Encephalomyelitis and limbic encephalitis are classical PNS associated with several characterized onconeural antibodies, but other nonclassical forms of encephalitis have been described in recent years. NMDAR encephalitis has been increasingly reported in children since first cases in 2007 [5,6]. NMDA-receptor antibodies have been detected in serum against NR1 and NR2 subunits located in postsynapsis dendrites. Children present neuropsychiatric abnormalities, including behavioral or personality change, sleep dysfunction, dyskinesia or dystonia, autonomic instability, and speech reduction.
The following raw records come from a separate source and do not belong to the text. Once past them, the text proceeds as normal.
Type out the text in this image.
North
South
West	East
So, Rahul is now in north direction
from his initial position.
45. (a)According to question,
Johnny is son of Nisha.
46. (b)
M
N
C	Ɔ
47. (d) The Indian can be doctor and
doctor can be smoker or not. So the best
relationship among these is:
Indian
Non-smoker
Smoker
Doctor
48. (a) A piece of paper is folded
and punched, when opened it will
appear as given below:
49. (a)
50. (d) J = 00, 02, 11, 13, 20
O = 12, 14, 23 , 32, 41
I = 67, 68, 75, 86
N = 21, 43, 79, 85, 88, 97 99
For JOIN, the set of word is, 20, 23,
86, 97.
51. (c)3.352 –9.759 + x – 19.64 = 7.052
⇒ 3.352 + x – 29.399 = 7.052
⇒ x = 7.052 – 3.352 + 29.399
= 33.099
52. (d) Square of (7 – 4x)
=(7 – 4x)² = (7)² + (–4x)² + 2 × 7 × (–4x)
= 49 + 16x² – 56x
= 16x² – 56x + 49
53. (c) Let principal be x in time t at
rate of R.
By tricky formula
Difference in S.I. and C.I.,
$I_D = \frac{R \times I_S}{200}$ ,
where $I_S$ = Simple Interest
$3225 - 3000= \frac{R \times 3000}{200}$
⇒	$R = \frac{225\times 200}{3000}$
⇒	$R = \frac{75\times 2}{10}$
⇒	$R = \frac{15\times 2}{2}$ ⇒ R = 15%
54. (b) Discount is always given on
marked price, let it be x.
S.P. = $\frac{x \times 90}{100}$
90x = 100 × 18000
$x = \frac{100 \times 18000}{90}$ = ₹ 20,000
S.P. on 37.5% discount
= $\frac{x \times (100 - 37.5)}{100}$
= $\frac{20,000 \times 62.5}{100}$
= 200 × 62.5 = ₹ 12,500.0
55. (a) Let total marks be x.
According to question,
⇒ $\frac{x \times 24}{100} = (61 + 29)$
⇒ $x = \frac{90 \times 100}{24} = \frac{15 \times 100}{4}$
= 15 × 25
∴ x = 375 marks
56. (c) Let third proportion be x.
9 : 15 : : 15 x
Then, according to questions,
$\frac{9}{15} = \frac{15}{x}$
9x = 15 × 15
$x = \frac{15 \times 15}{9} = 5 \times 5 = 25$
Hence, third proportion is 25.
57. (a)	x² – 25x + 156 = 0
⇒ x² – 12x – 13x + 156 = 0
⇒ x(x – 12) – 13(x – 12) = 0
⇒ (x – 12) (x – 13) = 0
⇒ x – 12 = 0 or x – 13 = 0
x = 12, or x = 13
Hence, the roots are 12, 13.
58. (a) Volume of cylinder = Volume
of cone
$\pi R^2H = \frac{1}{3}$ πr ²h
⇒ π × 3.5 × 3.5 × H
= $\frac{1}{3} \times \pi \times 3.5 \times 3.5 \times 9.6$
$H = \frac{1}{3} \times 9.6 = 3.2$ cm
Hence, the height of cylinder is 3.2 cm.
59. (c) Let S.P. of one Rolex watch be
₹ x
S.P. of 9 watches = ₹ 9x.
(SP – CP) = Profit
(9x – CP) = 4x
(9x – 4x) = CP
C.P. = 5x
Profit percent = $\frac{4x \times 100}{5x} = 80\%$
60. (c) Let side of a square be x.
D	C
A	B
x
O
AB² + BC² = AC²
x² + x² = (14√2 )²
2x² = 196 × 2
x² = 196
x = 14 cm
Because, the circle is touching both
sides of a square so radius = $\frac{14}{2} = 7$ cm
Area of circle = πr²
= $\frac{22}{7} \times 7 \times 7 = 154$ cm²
On MRI, there are transient signal abnormalities on FLAIR or even patchy areas of contrast-enhancement in cortical and subcortical regions, limbic areas, basal ganglia, brainstem, cerebellum, and, sometimes, white matter. Symptomatic patients are treated with corticosteroids, intravenous immunoglobulin and/or plasma exchange [5,6]. In our case, high signal abnormalities in subcortical white matter of both cerebral hemispheres resolved after resection of ganglioneuroma, so definite PNS was confirmed.
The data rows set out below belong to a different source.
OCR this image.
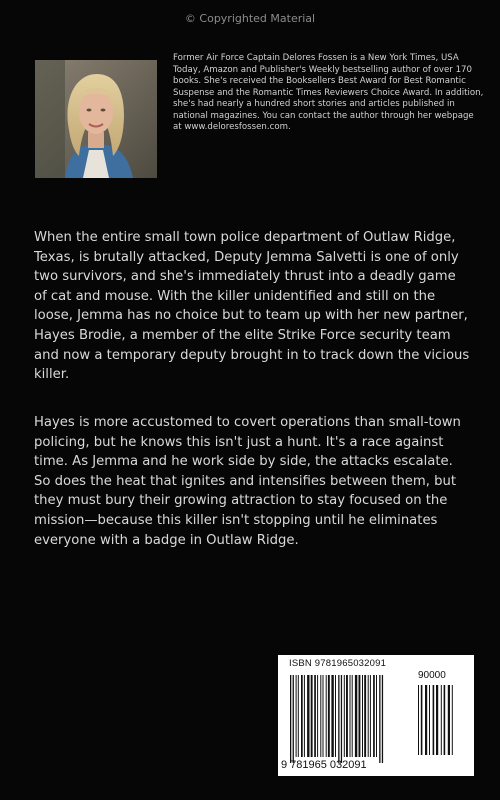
© Copyrighted Material

Former Air Force Captain Delores Fossen is a New York Times, USA Today, Amazon and Publisher's Weekly bestselling author of over 170 books. She's received the Booksellers Best Award for Best Romantic Suspense and the Romantic Times Reviewers Choice Award. In addition, she's had nearly a hundred short stories and articles published in national magazines. You can contact the author through her webpage at www.deloresfossen.com.

When the entire small town police department of Outlaw Ridge, Texas, is brutally attacked, Deputy Jemma Salvetti is one of only two survivors, and she's immediately thrust into a deadly game of cat and mouse. With the killer unidentified and still on the loose, Jemma has no choice but to team up with her new partner, Hayes Brodie, a member of the elite Strike Force security team and now a temporary deputy brought in to track down the vicious killer.

Hayes is more accustomed to covert operations than small-town policing, but he knows this isn't just a hunt. It's a race against time. As Jemma and he work side by side, the attacks escalate. So does the heat that ignites and intensifies between them, but they must bury their growing attraction to stay focused on the mission—because this killer isn't stopping until he eliminates everyone with a badge in Outlaw Ridge.

ISBN 9781965032091
90000
9 781965 032091
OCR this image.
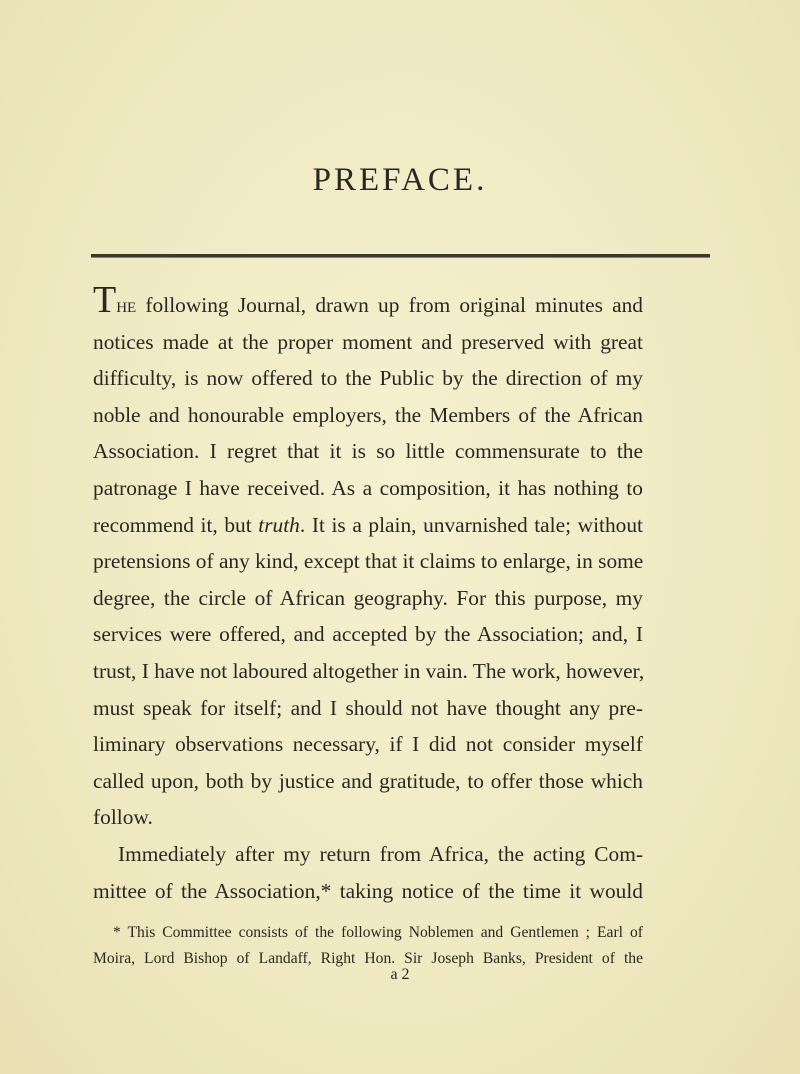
PREFACE.
The following Journal, drawn up from original minutes and
notices made at the proper moment and preserved with great
difficulty, is now offered to the Public by the direction of my
noble and honourable employers, the Members of the African
Association. I regret that it is so little commensurate to the
patronage I have received. As a composition, it has nothing to
recommend it, but truth. It is a plain, unvarnished tale; without
pretensions of any kind, except that it claims to enlarge, in some
degree, the circle of African geography. For this purpose, my
services were offered, and accepted by the Association; and, I
trust, I have not laboured altogether in vain. The work, however,
must speak for itself; and I should not have thought any pre-
liminary observations necessary, if I did not consider myself
called upon, both by justice and gratitude, to offer those which
follow.
Immediately after my return from Africa, the acting Com-
mittee of the Association,* taking notice of the time it would
* This Committee consists of the following Noblemen and Gentlemen ; Earl of
Moira, Lord Bishop of Landaff, Right Hon. Sir Joseph Banks, President of the
a 2
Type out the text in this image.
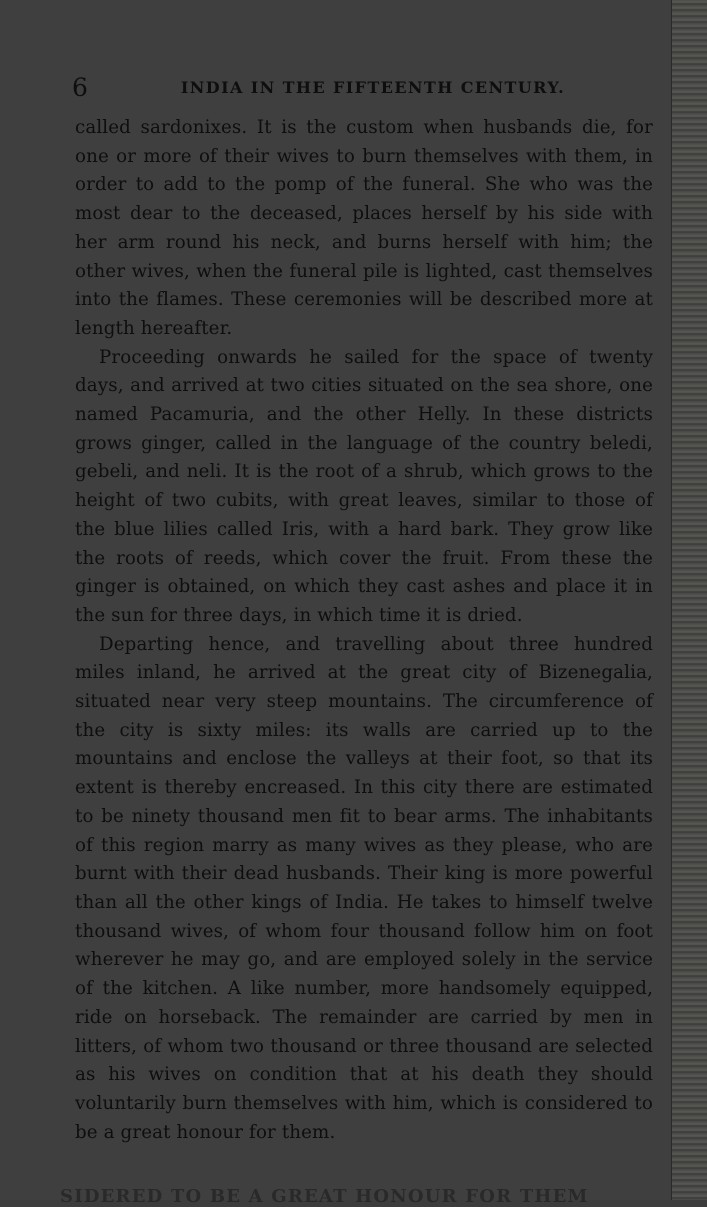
6	INDIA IN THE FIFTEENTH CENTURY.

called sardonixes. It is the custom when husbands die, for one or more of their wives to burn themselves with them, in order to add to the pomp of the funeral. She who was the most dear to the deceased, places herself by his side with her arm round his neck, and burns herself with him; the other wives, when the funeral pile is lighted, cast themselves into the flames. These ceremonies will be described more at length hereafter.

Proceeding onwards he sailed for the space of twenty days, and arrived at two cities situated on the sea shore, one named Pacamuria, and the other Helly. In these districts grows ginger, called in the language of the country beledi, gebeli, and neli. It is the root of a shrub, which grows to the height of two cubits, with great leaves, similar to those of the blue lilies called Iris, with a hard bark. They grow like the roots of reeds, which cover the fruit. From these the ginger is obtained, on which they cast ashes and place it in the sun for three days, in which time it is dried.

Departing hence, and travelling about three hundred miles inland, he arrived at the great city of Bizenegalia, situated near very steep mountains. The circumference of the city is sixty miles: its walls are carried up to the mountains and enclose the valleys at their foot, so that its extent is thereby encreased. In this city there are estimated to be ninety thousand men fit to bear arms. The inhabitants of this region marry as many wives as they please, who are burnt with their dead husbands. Their king is more powerful than all the other kings of India. He takes to himself twelve thousand wives, of whom four thousand follow him on foot wherever he may go, and are employed solely in the service of the kitchen. A like number, more handsomely equipped, ride on horseback. The remainder are carried by men in litters, of whom two thousand or three thousand are selected as his wives on condition that at his death they should voluntarily burn themselves with him, which is considered to be a great honour for them.

SIDERED TO BE A GREAT HONOUR FOR THEM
OMAS, also known as Kinsbourne syndrome, is the most common PNS in the literature [7]. Fifty percent of OMAS are associated with neuroblastoma, but they have also been described in children with ganglioneuromas and hepatoblastomas [3] and it is associated with anti-Hu and anti-Ri antibodies that damage inhibitory Purkinje cells and granular neurons in the dorsal vermis [7]. Patients may present with staggering and falling but they may develop myoclonies, drooling, and hypotonia. On MRI, signal abnormalities on vermis, flocculo-nodular lobes and dorsal midbrain, are reversible after treatment, although residual long-term neurocognitive deficits secondary to vermis atrophy and loss of axonal integrity in middle cerebellar tracts [6]. Symptoms and imaging findings in our patient met the criteria for definite PNS [3]. Subacute cerebellar degeneration was also considered in the differential diagnosis, but it usually presents as a severe cerebellar syndrome with rapid course and without cerebellar atrophy. It is also more common in lung carcinoma whereas OMAS has been widely recognized in patients with neuroblastoma.

In conclusion, PNS should be considered in the differential diagnosis of patients with neurological syndromes with or without onconeural antibodies, and they may appear several months or even years before the detection of the underlying tumor.